Donnerstag, den 27. November 2014 um 11:34 Uhr

Die Schlagzeile des Jahres 2014 ist der „Fluchhafen Berlin". „Anders als üblich ging die Schlagzeile dieses Mal dem Ereignis voraus", kommentierte Jurysprecher Walter Krämer diese Wahl. Schon im Jahr 2012 sei diese Schlagzeile ein Kandidat für den Preis gewesen. „Aber erst 2014 wurde die Korrespondenz zwischen Schlagzeile und Ereignis auch für den letzten Zeitungsleser klar." Ein Bericht mit dieser Überschrift erschien zum Beispiel in der Frankfurter Allgemeinen Zeitung vom 26. Juni.

Die Plätze 2 und 3 gingen an „IBAN, die Schreckliche" (ein Artikel über die Einführung des Sepa-Systems in der Hannoverschen Allgemeinen Zeitung) und „Gasputin" (ein Bericht über den Gazprom-Chef A. Miller in der Süddeutschen Zeitung). Auch die SZ- Schlagzeilen „Pfusch
am Bauch" (zum Thema Schönheitsoperationen), „Gesichtsverlust" (über Vollverschleierung) oder „Was Sie noch nie über Sex wissen wollten" (über moderne Tendenzen der Sozialpädagogik) fanden bei der Jury viele Freunde.
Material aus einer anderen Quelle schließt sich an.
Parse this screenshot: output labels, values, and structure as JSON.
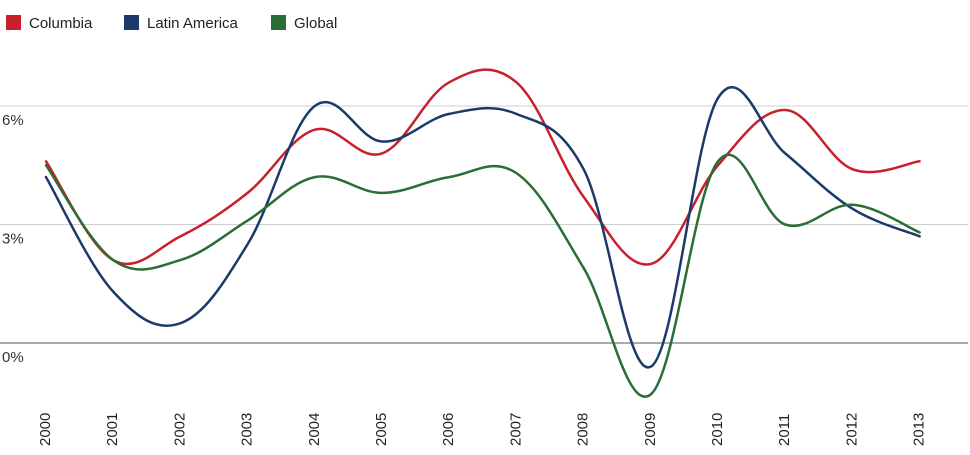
{
  "chart_data": {
    "type": "line",
    "title": "",
    "xlabel": "",
    "ylabel": "",
    "categories": [
      "2000",
      "2001",
      "2002",
      "2003",
      "2004",
      "2005",
      "2006",
      "2007",
      "2008",
      "2009",
      "2010",
      "2011",
      "2012",
      "2013"
    ],
    "yticks": [
      "0%",
      "3%",
      "6%"
    ],
    "ylim": [
      -1.5,
      7.5
    ],
    "grid": true,
    "legend_position": "top-left",
    "series": [
      {
        "name": "Columbia",
        "color": "#c8202e",
        "values": [
          4.6,
          2.1,
          2.7,
          3.8,
          5.4,
          4.8,
          6.6,
          6.6,
          3.7,
          2.0,
          4.5,
          5.9,
          4.4,
          4.6
        ]
      },
      {
        "name": "Latin America",
        "color": "#1b3a6b",
        "values": [
          4.2,
          1.3,
          0.5,
          2.5,
          6.0,
          5.1,
          5.8,
          5.8,
          4.4,
          -0.6,
          6.2,
          4.8,
          3.4,
          2.7
        ]
      },
      {
        "name": "Global",
        "color": "#2a6e35",
        "values": [
          4.5,
          2.1,
          2.1,
          3.1,
          4.2,
          3.8,
          4.2,
          4.3,
          1.9,
          -1.3,
          4.6,
          3.0,
          3.5,
          2.8
        ]
      }
    ]
  }
}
Insgesamt gingen bei der Jury 95 Vorschläge ein. Schwerpunkte waren der Fußball und das Nachbarland Frankreich. Bei der Jury beliebte Fußball-Schlagzeilen waren: „Die mit dem Löw tanzt" (zur Fernsehmoderatorin Katrin Müller-Hohenstein), „Ein Neuling im Strafraum" (über Uli Hoeneß) oder „Beckenbauers Verdienste" (über die Einkommensquellen des deutschen Fußballkaisers). Viel Spaß machte den Juroren auch die Schlagzeile „Der Mythos klebt" zu den berühmten Panini-Fußballbildern, mit der die Augsburger Allgemeine Zeitung zu WM-Beginn alte Zeiten heraufbeschwor. Gut bewertete Schlagzeilen zu Frankreich waren „Affront National" (über das Erstarken der Rechten), „Hollande in Not" oder „Vive la Trance". Die 30 besten Schlagzeilen und ihre Quellen sind auf den Netzseiten des VDS unter www.vds-ev.de (pdf) nachzulesen.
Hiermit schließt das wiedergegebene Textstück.